Taking a deep breath, Paulette shook her head. “I’m fine. You simply startled me. What are you doing here?”
“I just stopped by Devon House to say good morning but no one was there. Granger told me that Lucien was out for the day, Yvette was at the dressmaker, and that you and Colette were at the shop. So of course I came here to see you both.”
“Actually Colette went to the dressmaker with Yvette first. She’ll be along later.” Carefully, she slipped the note under the accounts ledger. She would look at it again more closely later.
“You’re here alone?” he asked with a frown. “I never like it when you girls are alone in the shop. I don’t know how Lucien allows it.”
“Oh, Jeffrey, please,” she said in exasperation. Paulette had had this conversation with Lucien too many times to count and had finally worn him down. She felt no need to go into it yet again with Lord Eddington.
“Well then. I guess you’re left with me.” He flashed her a grin. “It’s just as well. I wanted to
talk to you about yesterday.”
“Oh?” she asked, trying to sound casual, but her stomach tightened in a knot at his words. Paulette had wanted to talk to Jeffrey about Declan Reeves, but now that the moment was at hand she felt inexplicably nervous.
Jeffrey eyed her with careful consideration. “What is the story with you and Cashelmore?”
“Story?”
“Yes, Paulette. The story. Can you explain to me why you were with him yesterday?”
“We’re friends?” Her voice actually squeaked.
He tilted his head. “Are you asking me or telling me?”
“Telling you.” She nodded her head vociferously. “Yes, I’m telling you. Lord Cashelmore and I are merely friends.”

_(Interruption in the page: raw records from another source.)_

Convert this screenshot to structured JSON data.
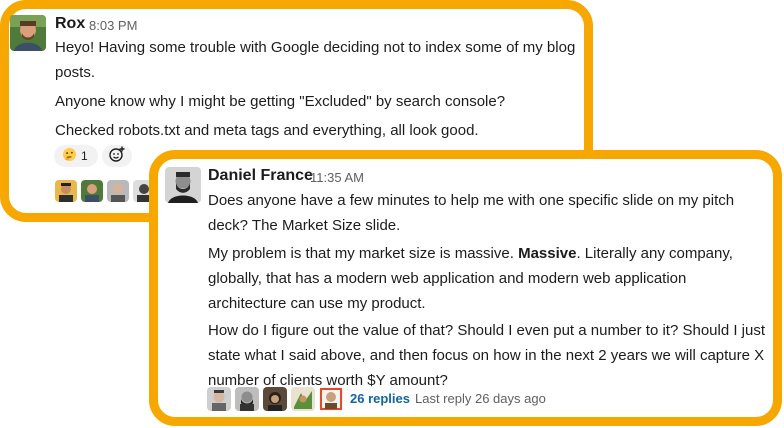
{
  "message1": {
    "author": "Rox",
    "time": "8:03 PM",
    "paragraphs": [
      "Heyo! Having some trouble with Google deciding not to index some of my blog posts.",
      "Anyone know why I might be getting \"Excluded\" by search console?",
      "Checked robots.txt and meta tags and everything, all look good."
    ],
    "reaction": {
      "emoji": "thinking-face",
      "count": "1"
    },
    "add_reaction_icon": "add-emoji-icon",
    "colors": {
      "border": "#f6a800"
    }
  },
  "message2": {
    "author": "Daniel France",
    "time": "11:35 AM",
    "p1": "Does anyone have a few minutes to help me with one specific slide on my pitch deck? The Market Size slide.",
    "p2_before": "My problem is that my market size is massive.  ",
    "p2_bold": "Massive",
    "p2_after": ".  Literally any company, globally, that has a modern web application and modern web application architecture can use my product.",
    "p3": "How do I figure out the value of that? Should I even put a number to it? Should I just state what I said above, and then focus on how in the next 2 years we will capture X number of clients worth $Y amount?",
    "replies": "26 replies",
    "last_reply": "Last reply 26 days ago",
    "colors": {
      "link": "#1264a3"
    }
  }
}
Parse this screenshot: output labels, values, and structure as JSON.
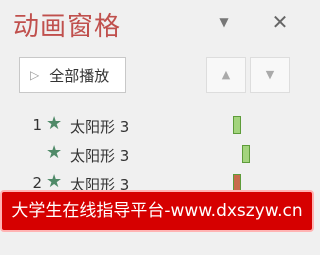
{
  "pane": {
    "title": "动画窗格",
    "menu_icon": "chevron-down-icon",
    "close_icon": "close-icon"
  },
  "toolbar": {
    "play_all_label": "全部播放",
    "move_up_icon": "triangle-up-icon",
    "move_down_icon": "triangle-down-icon"
  },
  "animations": [
    {
      "number": "1",
      "name": "太阳形 3",
      "timing_color": "#a3d47d"
    },
    {
      "number": "",
      "name": "太阳形 3",
      "timing_color": "#a3d47d"
    },
    {
      "number": "2",
      "name": "太阳形 3",
      "timing_color": "#c86b4b"
    }
  ],
  "watermark": {
    "text": "大学生在线指导平台-www.dxszyw.cn"
  }
}
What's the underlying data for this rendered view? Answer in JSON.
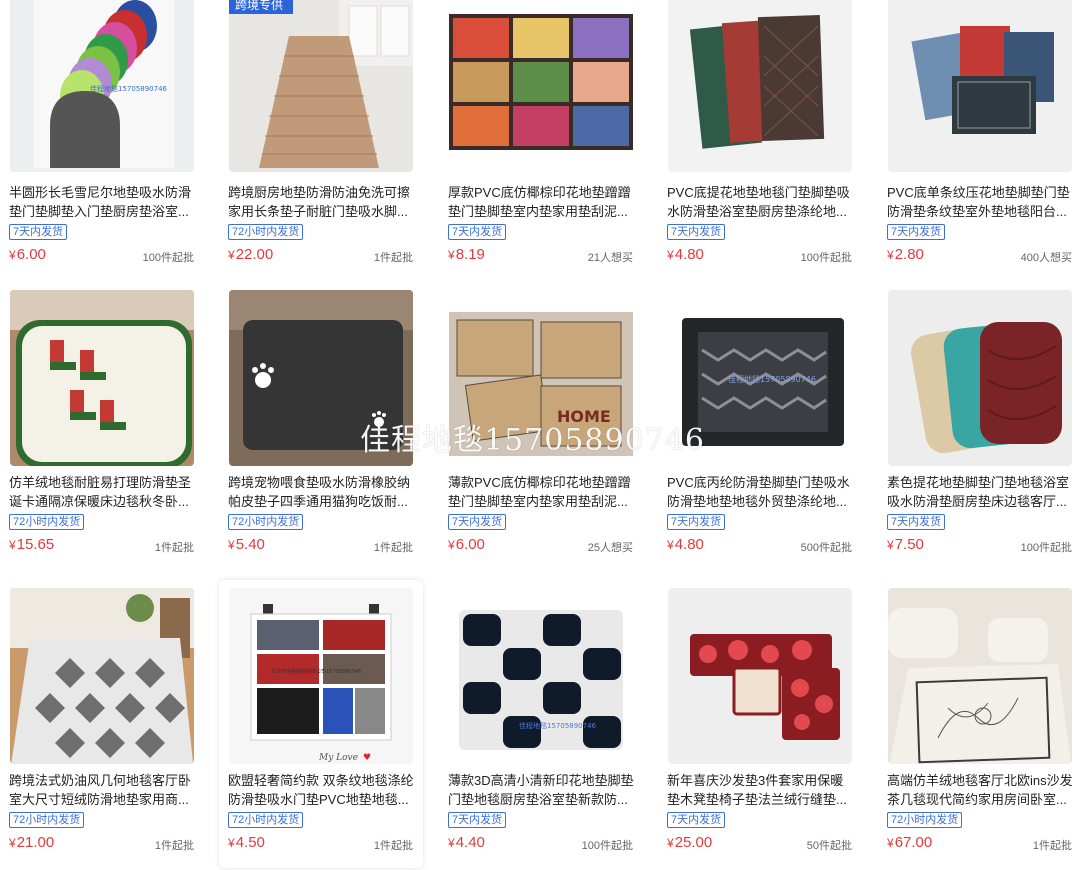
{
  "products": [
    {
      "title": "半圆形长毛雪尼尔地垫吸水防滑垫门垫脚垫入门垫厨房垫浴室...",
      "badge": "7天内发货",
      "currency": "¥",
      "price": "6.00",
      "moq": "100件起批",
      "image": "semicircle-chenille-mats-photo"
    },
    {
      "title": "跨境厨房地垫防滑防油免洗可擦家用长条垫子耐脏门垫吸水脚...",
      "badge": "72小时内发货",
      "currency": "¥",
      "price": "22.00",
      "moq": "1件起批",
      "image": "kitchen-runner-mat-photo",
      "image_tag": "跨境专供"
    },
    {
      "title": "厚款PVC底仿椰棕印花地垫蹭蹭垫门垫脚垫室内垫家用垫刮泥...",
      "badge": "7天内发货",
      "currency": "¥",
      "price": "8.19",
      "moq": "21人想买",
      "image": "printed-coir-doormats-photo"
    },
    {
      "title": "PVC底提花地垫地毯门垫脚垫吸水防滑垫浴室垫厨房垫涤纶地...",
      "badge": "7天内发货",
      "currency": "¥",
      "price": "4.80",
      "moq": "100件起批",
      "image": "jacquard-doormats-photo"
    },
    {
      "title": "PVC底单条纹压花地垫脚垫门垫防滑垫条纹垫室外垫地毯阳台...",
      "badge": "7天内发货",
      "currency": "¥",
      "price": "2.80",
      "moq": "400人想买",
      "image": "embossed-doormats-photo"
    },
    {
      "title": "仿羊绒地毯耐脏易打理防滑垫圣诞卡通隔凉保暖床边毯秋冬卧...",
      "badge": "72小时内发货",
      "currency": "¥",
      "price": "15.65",
      "moq": "1件起批",
      "image": "christmas-bedside-rug-photo"
    },
    {
      "title": "跨境宠物喂食垫吸水防滑橡胶纳帕皮垫子四季通用猫狗吃饭耐...",
      "badge": "72小时内发货",
      "currency": "¥",
      "price": "5.40",
      "moq": "1件起批",
      "image": "pet-feeding-mat-photo"
    },
    {
      "title": "薄款PVC底仿椰棕印花地垫蹭蹭垫门垫脚垫室内垫家用垫刮泥...",
      "badge": "7天内发货",
      "currency": "¥",
      "price": "6.00",
      "moq": "25人想买",
      "image": "thin-coir-doormats-photo"
    },
    {
      "title": "PVC底丙纶防滑垫脚垫门垫吸水防滑垫地垫地毯外贸垫涤纶地...",
      "badge": "7天内发货",
      "currency": "¥",
      "price": "4.80",
      "moq": "500件起批",
      "image": "ribbed-doormat-photo",
      "image_tag": "佳程地毯15705890746"
    },
    {
      "title": "素色提花地垫脚垫门垫地毯浴室吸水防滑垫厨房垫床边毯客厅...",
      "badge": "7天内发货",
      "currency": "¥",
      "price": "7.50",
      "moq": "100件起批",
      "image": "solid-bath-mats-photo"
    },
    {
      "title": "跨境法式奶油风几何地毯客厅卧室大尺寸短绒防滑地垫家用商...",
      "badge": "72小时内发货",
      "currency": "¥",
      "price": "21.00",
      "moq": "1件起批",
      "image": "geometric-living-room-rug-photo"
    },
    {
      "title": "欧盟轻奢简约款 双条纹地毯涤纶防滑垫吸水门垫PVC地垫地毯...",
      "badge": "72小时内发货",
      "currency": "¥",
      "price": "4.50",
      "moq": "1件起批",
      "image": "sample-board-photo",
      "image_tag": "义乌市佳程地毯有限公司15705890746",
      "image_caption": "My Love"
    },
    {
      "title": "薄款3D高清小清新印花地垫脚垫门垫地毯厨房垫浴室垫新款防...",
      "badge": "7天内发货",
      "currency": "¥",
      "price": "4.40",
      "moq": "100件起批",
      "image": "3d-checker-mat-photo",
      "image_tag": "佳程地毯15705890746"
    },
    {
      "title": "新年喜庆沙发垫3件套家用保暖垫木凳垫椅子垫法兰绒行缝垫...",
      "badge": "7天内发货",
      "currency": "¥",
      "price": "25.00",
      "moq": "50件起批",
      "image": "rose-sofa-cushion-set-photo"
    },
    {
      "title": "高端仿羊绒地毯客厅北欧ins沙发茶几毯现代简约家用房间卧室...",
      "badge": "72小时内发货",
      "currency": "¥",
      "price": "67.00",
      "moq": "1件起批",
      "image": "floral-line-rug-photo"
    }
  ],
  "watermark": "佳程地毯15705890746",
  "colors": {
    "price": "#e4393c",
    "badge": "#3b6fd6"
  }
}
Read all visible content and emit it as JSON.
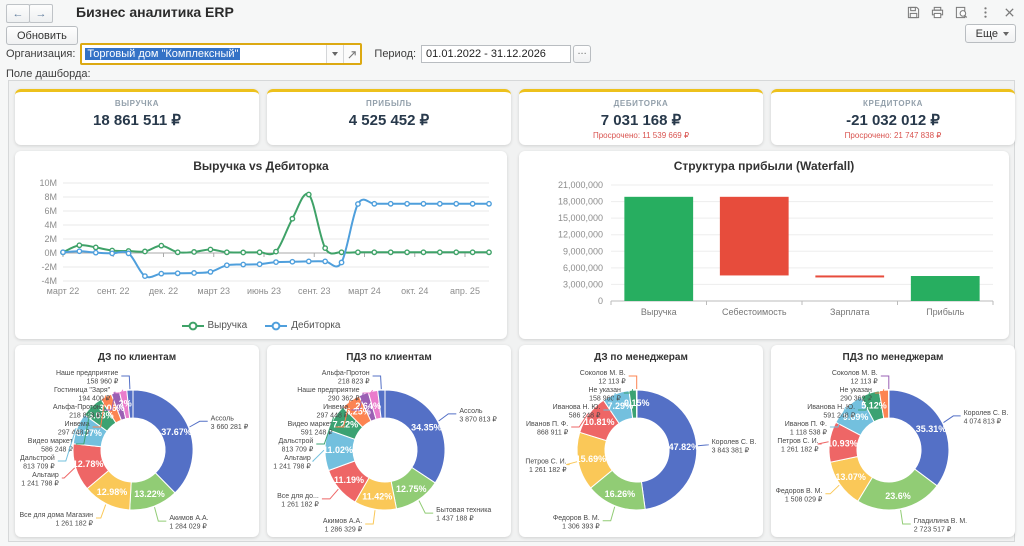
{
  "window": {
    "title": "Бизнес аналитика ERP",
    "back_glyph": "←",
    "forward_glyph": "→",
    "icons": [
      "save-icon",
      "print-icon",
      "preview-icon",
      "more-dots-icon",
      "close-icon"
    ]
  },
  "actions": {
    "refresh_label": "Обновить",
    "more_label": "Еще",
    "ellipsis_glyph": "..."
  },
  "filters": {
    "organization_label": "Организация:",
    "organization_value": "Торговый дом \"Комплексный\"",
    "period_label": "Период:",
    "period_value": "01.01.2022 - 31.12.2026"
  },
  "dashboard_area_label": "Поле дашборда:",
  "kpis": [
    {
      "label": "ВЫРУЧКА",
      "value": "18 861 511 ₽",
      "overdue": ""
    },
    {
      "label": "ПРИБЫЛЬ",
      "value": "4 525 452 ₽",
      "overdue": ""
    },
    {
      "label": "ДЕБИТОРКА",
      "value": "7 031 168 ₽",
      "overdue": "Просрочено: 11 539 669 ₽"
    },
    {
      "label": "КРЕДИТОРКА",
      "value": "-21 032 012 ₽",
      "overdue": "Просрочено: 21 747 838 ₽"
    }
  ],
  "colors": {
    "accent_yellow": "#edc11c",
    "kpi_value": "#28394b",
    "overdue_red": "#d9534f",
    "positive_green": "#27ae60",
    "negative_red": "#e74c3c",
    "line_green": "#3fa268",
    "line_blue": "#4f9fdc",
    "palette": [
      "#5470c6",
      "#91cc75",
      "#fac858",
      "#ee6666",
      "#73c0de",
      "#3ba272",
      "#fc8452",
      "#9a60b4",
      "#ea7ccc"
    ]
  },
  "chart_data": [
    {
      "type": "line",
      "title": "Выручка vs Дебиторка",
      "unit": "millions ₽",
      "ylim": [
        -4,
        10
      ],
      "y_ticks": [
        10,
        8,
        6,
        4,
        2,
        0,
        -2,
        -4
      ],
      "x_tick_labels": [
        "март 22",
        "сент. 22",
        "дек. 22",
        "март 23",
        "июнь 23",
        "сент. 23",
        "март 24",
        "окт. 24",
        "апр. 25"
      ],
      "legend_position": "bottom",
      "series": [
        {
          "name": "Выручка",
          "color_key": "line_green",
          "values": [
            0.1,
            1.1,
            0.8,
            0.35,
            0.28,
            0.22,
            1.05,
            0.1,
            0.15,
            0.5,
            0.1,
            0.08,
            0.1,
            0.2,
            4.9,
            8.35,
            0.7,
            0.1,
            0.1,
            0.1,
            0.1,
            0.1,
            0.1,
            0.1,
            0.1,
            0.1,
            0.1
          ]
        },
        {
          "name": "Дебиторка",
          "color_key": "line_blue",
          "values": [
            0.1,
            0.25,
            0.05,
            -0.05,
            -0.05,
            -3.3,
            -2.95,
            -2.9,
            -2.85,
            -2.7,
            -1.75,
            -1.65,
            -1.6,
            -1.3,
            -1.25,
            -1.2,
            -1.2,
            -1.35,
            7.0,
            7.03,
            7.03,
            7.03,
            7.03,
            7.03,
            7.03,
            7.03,
            7.03
          ]
        }
      ]
    },
    {
      "type": "bar",
      "subtype": "waterfall",
      "title": "Структура прибыли (Waterfall)",
      "categories": [
        "Выручка",
        "Себестоимость",
        "Зарплата",
        "Прибыль"
      ],
      "ylim": [
        0,
        21000000
      ],
      "y_tick_step": 3000000,
      "segments": [
        {
          "category": "Выручка",
          "from": 0,
          "to": 18861511,
          "role": "positive"
        },
        {
          "category": "Себестоимость",
          "from": 4625452,
          "to": 18861511,
          "role": "negative"
        },
        {
          "category": "Зарплата",
          "from": 4525452,
          "to": 4625452,
          "role": "negative"
        },
        {
          "category": "Прибыль",
          "from": 0,
          "to": 4525452,
          "role": "positive"
        }
      ]
    },
    {
      "type": "pie",
      "subtype": "donut",
      "title": "ДЗ по клиентам",
      "slices": [
        {
          "name": "Ассоль",
          "value": "3 660 281 ₽",
          "amount": 3660281,
          "pct_label": "37.67%"
        },
        {
          "name": "Акимов А.А.",
          "value": "1 284 029 ₽",
          "amount": 1284029,
          "pct_label": "13.22%"
        },
        {
          "name": "Все для дома Магазин",
          "value": "1 261 182 ₽",
          "amount": 1261182,
          "pct_label": "12.98%"
        },
        {
          "name": "Альтаир",
          "value": "1 241 798 ₽",
          "amount": 1241798,
          "pct_label": "12.78%"
        },
        {
          "name": "Дальстрой",
          "value": "813 709 ₽",
          "amount": 813709,
          "pct_label": "8.37%"
        },
        {
          "name": "Видео маркет",
          "value": "586 248 ₽",
          "amount": 586248,
          "pct_label": "6.03%"
        },
        {
          "name": "Инвема",
          "value": "297 448 ₽",
          "amount": 297448,
          "pct_label": "3.06%"
        },
        {
          "name": "Альфа-Протон",
          "value": "218 823 ₽",
          "amount": 218823,
          "pct_label": ""
        },
        {
          "name": "Гостиница \"Заря\"",
          "value": "194 400 ₽",
          "amount": 194400,
          "pct_label": "2%"
        },
        {
          "name": "Наше предприятие",
          "value": "158 960 ₽",
          "amount": 158960,
          "pct_label": ""
        }
      ]
    },
    {
      "type": "pie",
      "subtype": "donut",
      "title": "ПДЗ по клиентам",
      "slices": [
        {
          "name": "Ассоль",
          "value": "3 870 813 ₽",
          "amount": 3870813,
          "pct_label": "34.35%"
        },
        {
          "name": "Бытовая техника",
          "value": "1 437 188 ₽",
          "amount": 1437188,
          "pct_label": "12.75%"
        },
        {
          "name": "Акимов А.А.",
          "value": "1 286 329 ₽",
          "amount": 1286329,
          "pct_label": "11.42%"
        },
        {
          "name": "Все для до...",
          "value": "1 261 182 ₽",
          "amount": 1261182,
          "pct_label": "11.19%"
        },
        {
          "name": "Альтаир",
          "value": "1 241 798 ₽",
          "amount": 1241798,
          "pct_label": "11.02%"
        },
        {
          "name": "Дальстрой",
          "value": "813 709 ₽",
          "amount": 813709,
          "pct_label": "7.22%"
        },
        {
          "name": "Видео маркет",
          "value": "591 248 ₽",
          "amount": 591248,
          "pct_label": "5.25%"
        },
        {
          "name": "Инвема",
          "value": "297 448 ₽",
          "amount": 297448,
          "pct_label": "2.64%"
        },
        {
          "name": "Наше предприятие",
          "value": "290 362 ₽",
          "amount": 290362,
          "pct_label": ""
        },
        {
          "name": "Альфа-Протон",
          "value": "218 823 ₽",
          "amount": 218823,
          "pct_label": ""
        }
      ]
    },
    {
      "type": "pie",
      "subtype": "donut",
      "title": "ДЗ по менеджерам",
      "slices": [
        {
          "name": "Королев С. В.",
          "value": "3 843 381 ₽",
          "amount": 3843381,
          "pct_label": "47.82%"
        },
        {
          "name": "Федоров В. М.",
          "value": "1 306 393 ₽",
          "amount": 1306393,
          "pct_label": "16.26%"
        },
        {
          "name": "Петров С. И.",
          "value": "1 261 182 ₽",
          "amount": 1261182,
          "pct_label": "15.69%"
        },
        {
          "name": "Иванов П. Ф.",
          "value": "868 911 ₽",
          "amount": 868911,
          "pct_label": "10.81%"
        },
        {
          "name": "Иванова Н. Ю.",
          "value": "586 248 ₽",
          "amount": 586248,
          "pct_label": "7.29%"
        },
        {
          "name": "Не указан",
          "value": "158 960 ₽",
          "amount": 158960,
          "pct_label": ""
        },
        {
          "name": "Соколов М. В.",
          "value": "12 113 ₽",
          "amount": 12113,
          "pct_label": "0.15%"
        }
      ]
    },
    {
      "type": "pie",
      "subtype": "donut",
      "title": "ПДЗ по менеджерам",
      "slices": [
        {
          "name": "Королев С. В.",
          "value": "4 074 813 ₽",
          "amount": 4074813,
          "pct_label": "35.31%"
        },
        {
          "name": "Гладилина В. М.",
          "value": "2 723 517 ₽",
          "amount": 2723517,
          "pct_label": "23.6%"
        },
        {
          "name": "Федоров В. М.",
          "value": "1 508 029 ₽",
          "amount": 1508029,
          "pct_label": "13.07%"
        },
        {
          "name": "Петров С. И.",
          "value": "1 261 182 ₽",
          "amount": 1261182,
          "pct_label": "10.93%"
        },
        {
          "name": "Иванов П. Ф.",
          "value": "1 118 538 ₽",
          "amount": 1118538,
          "pct_label": "9.69%"
        },
        {
          "name": "Иванова Н. Ю.",
          "value": "591 248 ₽",
          "amount": 591248,
          "pct_label": "5.12%"
        },
        {
          "name": "Не указан",
          "value": "290 362 ₽",
          "amount": 290362,
          "pct_label": ""
        },
        {
          "name": "Соколов М. В.",
          "value": "12 113 ₽",
          "amount": 12113,
          "pct_label": ""
        }
      ]
    }
  ]
}
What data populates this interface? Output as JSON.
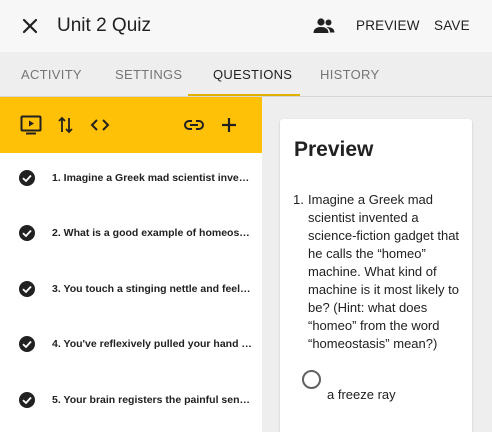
{
  "header": {
    "title": "Unit 2 Quiz",
    "close_icon": "close-icon",
    "people_icon": "people-icon",
    "preview_label": "PREVIEW",
    "save_label": "SAVE"
  },
  "tabs": [
    {
      "label": "ACTIVITY",
      "active": false
    },
    {
      "label": "SETTINGS",
      "active": false
    },
    {
      "label": "QUESTIONS",
      "active": true
    },
    {
      "label": "HISTORY",
      "active": false
    }
  ],
  "toolbar": {
    "icons": [
      "preview-media-icon",
      "reorder-icon",
      "embed-code-icon",
      "link-icon",
      "add-icon"
    ],
    "color": "#ffc107"
  },
  "questions": [
    {
      "text": "1. Imagine a Greek mad scientist invent..."
    },
    {
      "text": "2. What is a good example of homeosta..."
    },
    {
      "text": "3. You touch a stinging nettle and feel a..."
    },
    {
      "text": "4. You've reflexively pulled your hand b..."
    },
    {
      "text": "5. Your brain registers the painful sensa..."
    }
  ],
  "preview": {
    "title": "Preview",
    "question_number": "1.",
    "question_text": "Imagine a Greek mad scientist invented a science-fiction gadget that he calls the “homeo” machine. What kind of machine is it most likely to be? (Hint: what does “homeo” from the word “homeostasis” mean?)",
    "answer": "a freeze ray"
  }
}
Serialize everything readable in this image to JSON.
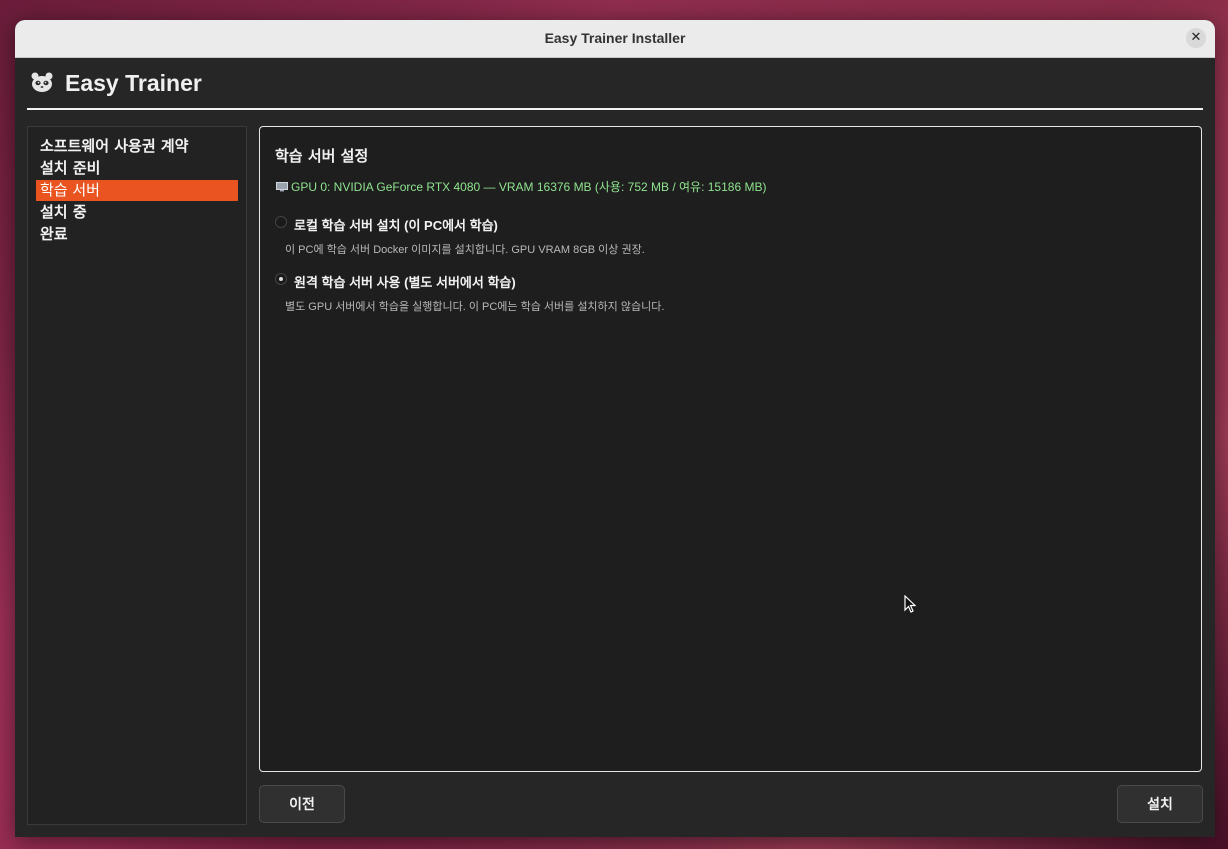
{
  "window": {
    "title": "Easy Trainer Installer",
    "close_glyph": "✕"
  },
  "header": {
    "app_title": "Easy Trainer",
    "logo_icon": "panda-icon"
  },
  "sidebar": {
    "items": [
      {
        "label": "소프트웨어 사용권 계약",
        "active": false
      },
      {
        "label": "설치 준비",
        "active": false
      },
      {
        "label": "학습 서버",
        "active": true
      },
      {
        "label": "설치 중",
        "active": false
      },
      {
        "label": "완료",
        "active": false
      }
    ]
  },
  "main": {
    "section_title": "학습 서버 설정",
    "gpu_info": "GPU 0: NVIDIA GeForce RTX 4080  —  VRAM 16376 MB (사용: 752 MB / 여유: 15186 MB)",
    "options": [
      {
        "label": "로컬 학습 서버 설치 (이 PC에서 학습)",
        "description": "이 PC에 학습 서버 Docker 이미지를 설치합니다. GPU VRAM 8GB 이상 권장.",
        "selected": false
      },
      {
        "label": "원격 학습 서버 사용 (별도 서버에서 학습)",
        "description": "별도 GPU 서버에서 학습을 실행합니다. 이 PC에는 학습 서버를 설치하지 않습니다.",
        "selected": true
      }
    ]
  },
  "footer": {
    "back_label": "이전",
    "install_label": "설치"
  },
  "colors": {
    "accent": "#e95420",
    "gpu_text": "#8fe38f"
  }
}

His eyes narrowed in skepticism. “Do you know anything about this man?”
Paulette shook her head as her heart sank. She knew exactly what he was thinking. “It’s not true, Jeffrey.”
“So you do know about him then.” He released a heavy sigh. “I had hoped that you were unaware of his background, which would explain your association with him. But now I see that is not the case.” He paused. “I’m surprised that you haven’t more sense, Paulette.”
“Jeffrey, Lord Cashelmore didn’t have anything to do with his wife’s death.”
He gave her a meaningful look. “And just how do you know this?”
“Because I asked him and he told me.”
“As if he would go around admitting he committed murder to anyone who asked?” He raised a dark brow in question.
Paulette paused at his insinuation. Jeffrey made a good point. She supposed if anyone asked Declan Reeves outright if he killed his wife, he would have to say no. It only made sense. One didn’t go around telling everyone that he had murdered his wife. Still, deep down she just didn’t believe it, couldn’t believe it, of Declan. No man could kiss her so passionately and then have the resolve to stop, as he had at his house yesterday afternoon, or be so loving and gentle with his daughter and be the type responsible for another’s death. Declan had showed restraint. She didn’t think a murderer would be able act so responsibly with his passions.